I’ve seen many Korean films in Germany but they were usually about a few martial artists from an ancient kingdom flying through an abundance of special effects and eliminating each plot hole with a fire ball. I guess the only Korean film which has some popularity without featuring martial artists or a horror theme is Oldboy.
So it was time for a Korean movie marathon, since the videos were already piling up. I sometimes buy a DVD and then watch it for the first time after a year or so…

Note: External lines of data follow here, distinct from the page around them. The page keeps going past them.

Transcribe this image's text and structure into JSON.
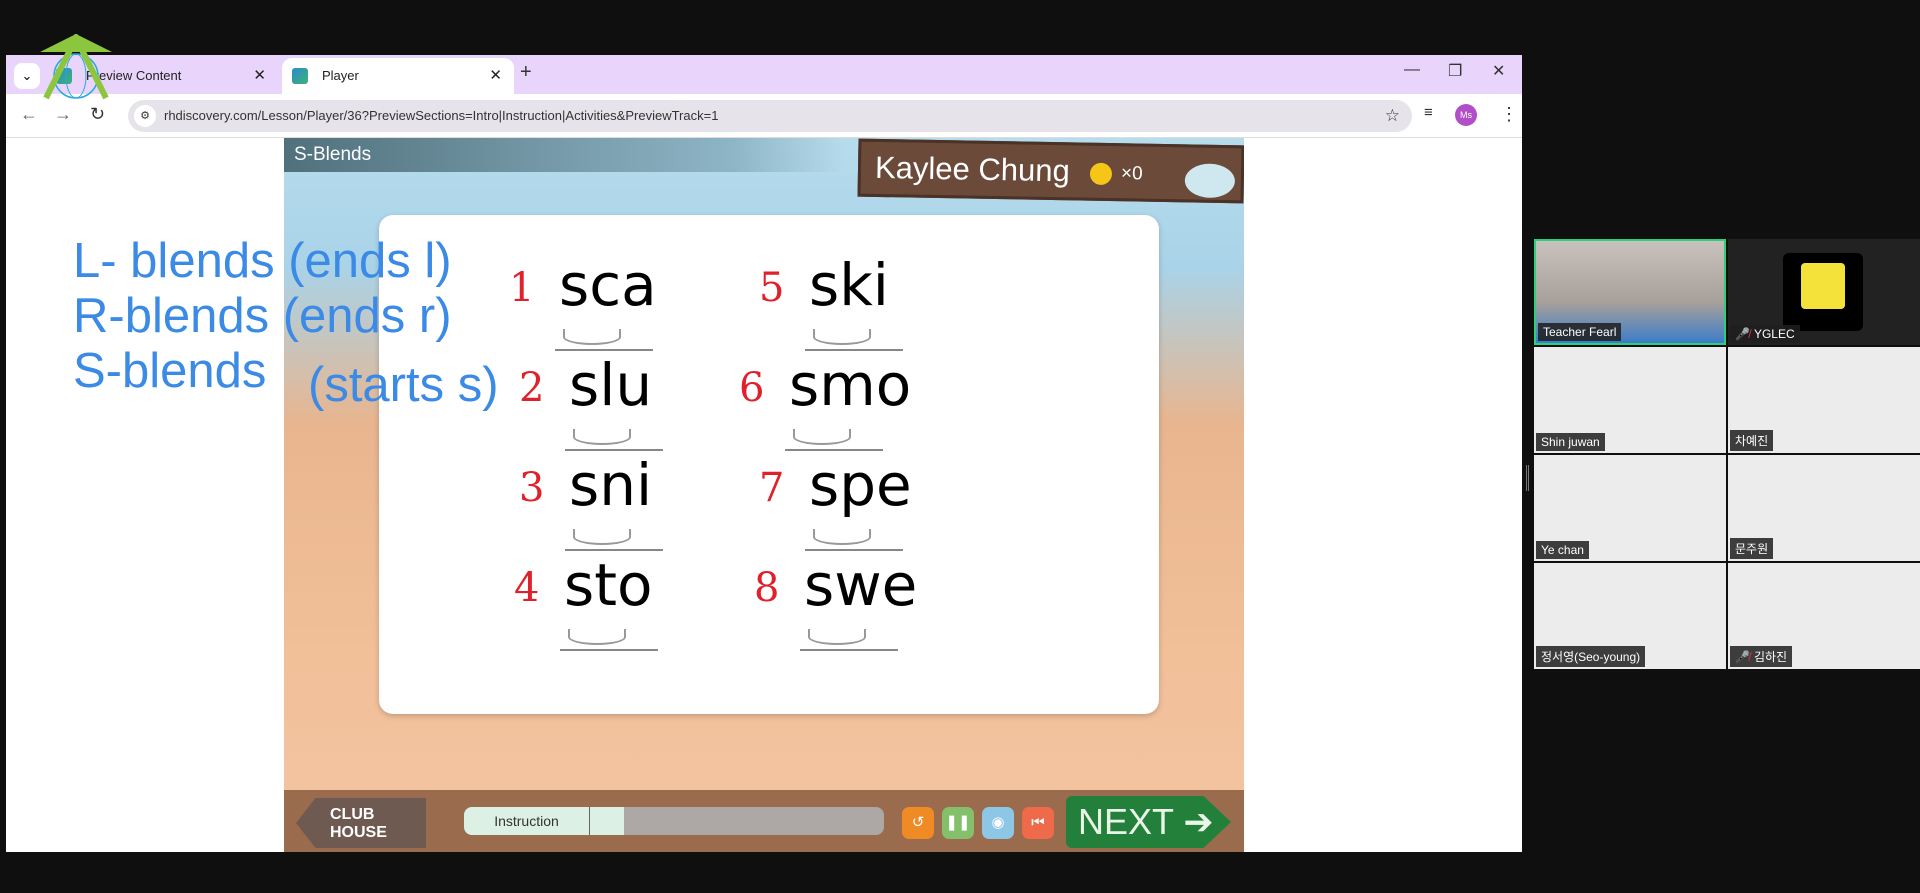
{
  "browser": {
    "tabs": [
      {
        "label": "Preview Content"
      },
      {
        "label": "Player"
      }
    ],
    "url": "rhdiscovery.com/Lesson/Player/36?PreviewSections=Intro|Instruction|Activities&PreviewTrack=1",
    "profile_initials": "Ms"
  },
  "notes": [
    "L- blends (ends l)",
    "R-blends (ends r)",
    "S-blends",
    "(starts s)"
  ],
  "player": {
    "title": "S-Blends",
    "student_name": "Kaylee Chung",
    "coin_count": "×0",
    "words": [
      {
        "num": "1",
        "word": "sca"
      },
      {
        "num": "2",
        "word": "slu"
      },
      {
        "num": "3",
        "word": "sni"
      },
      {
        "num": "4",
        "word": "sto"
      },
      {
        "num": "5",
        "word": "ski"
      },
      {
        "num": "6",
        "word": "smo"
      },
      {
        "num": "7",
        "word": "spe"
      },
      {
        "num": "8",
        "word": "swe"
      }
    ],
    "clubhouse_label": "CLUB HOUSE",
    "section_label": "Instruction",
    "progress_percent": 38,
    "next_label": "NEXT"
  },
  "meeting": {
    "participants": [
      {
        "name": "Teacher Fearl",
        "muted": false,
        "active": true
      },
      {
        "name": "YGLEC",
        "muted": true
      },
      {
        "name": "Shin juwan",
        "muted": false
      },
      {
        "name": "차예진",
        "muted": false
      },
      {
        "name": "Ye chan",
        "muted": false
      },
      {
        "name": "문주원",
        "muted": false
      },
      {
        "name": "정서영(Seo-young)",
        "muted": false
      },
      {
        "name": "김하진",
        "muted": true
      }
    ]
  },
  "colors": {
    "accent": "#3b8ae6",
    "annotation": "#e0202a",
    "next": "#22803a",
    "active_speaker": "#2ad07a"
  }
}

First was Attack the Gas Station (1999) which is, um, about four social outcasts attacking a gas station. After demolishing and robbing the station, they are already bored on the next day and decide to attack the same station again. This time they don’t get as much money but they have an idea and start running the station by themselves. Of course with their short-tempered behaviour and their general lack of respect for any authority (police, elders) they quickly make some new enemies and hostages. I don’t want to spoil more of the content but there are some great comedic scenes in it as well.
Bi-mong (Dream) is more of an arthouse movie, directed by KIM Ki-duk and starring ODAGIRI Jo who is also known for his roles in Mushishi and Azumi. Besides the story (Japanese guy having hyper-realistic dreams which are acted out by a sleepwalking woman in reality) the interesting bit was the language. I understood (without looking at the subtitles) exactly half of it. Odagiri is talking only in Japanese throughout the whole movie while the rest of the cast is only talking in Korean. But they all talk like they perfectly understand each other and him being Japanese is never a topic.
Last one (for now) is Yeongeo wanjeonjeongbok or Please teach me English. Young-ju is working at a government office. One day a foreigner comes in, complaining about a high utilities bill and demanding to speak to someone in English. Of course there is no one and so Young-ju is selected to begin English lessons. There are a variety of people attending the lessons including a woman who has already been to twenty different schools. Young-ju’s love interest is Mun-su.
While the story is quite predictable there are so many great scenes. I especially liked the more surreal ones, like the Mortal-Kombat-style placement test.